In 2022, those saving accounts were worth $28,400, while the assets they held in them were worth about $21,000 — an increase of nearly 10 percent.
“The amount of money we’re saving is growing exponentially,” said Brian Wiesner, a senior vice president at the National Federation of Independent Business.
“We’re saving a lot of money for our retirement, and our parents’ savings are growing exponentially.”
The median net worth for young adults increased from $33,600 to $38,900 between 2013 and 2017.
The average net worth of young adults was up more than $2,400 between 2013 to 2017, according for Vanguard.
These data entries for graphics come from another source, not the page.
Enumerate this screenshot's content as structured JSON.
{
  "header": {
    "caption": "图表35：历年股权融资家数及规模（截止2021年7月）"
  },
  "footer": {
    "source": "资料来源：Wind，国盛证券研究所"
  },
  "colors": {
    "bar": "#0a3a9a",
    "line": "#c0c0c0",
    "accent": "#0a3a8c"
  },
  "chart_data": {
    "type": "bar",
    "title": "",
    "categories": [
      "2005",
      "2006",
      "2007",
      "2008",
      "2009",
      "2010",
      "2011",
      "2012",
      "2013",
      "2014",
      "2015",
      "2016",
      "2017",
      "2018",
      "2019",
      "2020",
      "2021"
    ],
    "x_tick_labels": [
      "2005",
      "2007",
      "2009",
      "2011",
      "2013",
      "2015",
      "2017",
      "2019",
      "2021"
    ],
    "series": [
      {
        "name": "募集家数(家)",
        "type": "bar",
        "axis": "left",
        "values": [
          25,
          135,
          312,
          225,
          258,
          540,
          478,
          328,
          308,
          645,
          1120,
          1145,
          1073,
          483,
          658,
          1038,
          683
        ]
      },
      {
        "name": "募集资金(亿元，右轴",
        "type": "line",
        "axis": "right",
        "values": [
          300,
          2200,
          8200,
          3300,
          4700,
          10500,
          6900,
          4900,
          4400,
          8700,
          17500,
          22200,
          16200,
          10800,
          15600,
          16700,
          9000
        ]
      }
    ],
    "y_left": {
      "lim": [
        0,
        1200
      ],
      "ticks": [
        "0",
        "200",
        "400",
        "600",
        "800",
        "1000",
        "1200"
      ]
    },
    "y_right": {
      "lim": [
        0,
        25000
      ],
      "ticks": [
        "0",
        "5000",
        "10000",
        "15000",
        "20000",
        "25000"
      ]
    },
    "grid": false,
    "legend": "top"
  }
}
And the median net wealth for young investors in 2022 was $1.1 million, up from $1 million a year earlier.
What makes these young investors so successful?
Millennials are more financially disciplined than their older peers.
Their average net wealth was $4,300 less than that of their parents, but they were more disciplined than older Americans.
In 2019, the top 5 percent of millennials had an average net asset worth of $31,500.
That number was $9,500 higher than the median for their age group.
For example, the $28-million net worth gap was $7,800 for millennials, $8,000 for their parents and a median of $13,800 among those under age 35.
“Our millennials are very financially savvy,” said Jim Prentice, senior vice chairman and chief investment officer of Vanguard.
“They have the ability to leverage their wealth, so they have more wealth, they have better diversification.”
And they’re making the most of their wealth.
Millennials’ net worth increased by $10 million between 2014 and 2017, while their parents’ net assets increased by almost $1 billion.
“What you have in our millennials is a generation that is willing to take on risk, and it’s been a lot more risk-averse in their investment decisions than older generations have been,” said Prentice.
The rise of millennials’ money has made the stock market a safer investment.
It can take years to build up a portfolio of assets, but by the time a person turns 60, they can be making more than they could at the start of their career.
In 2018, the S&P 500 index reached an all-time high of 1,906.57, up 2.2 points from 2017.
But that’s still only a little over one-third of the S & P 500’s all- time high in 2019, which was a record high of 954.62.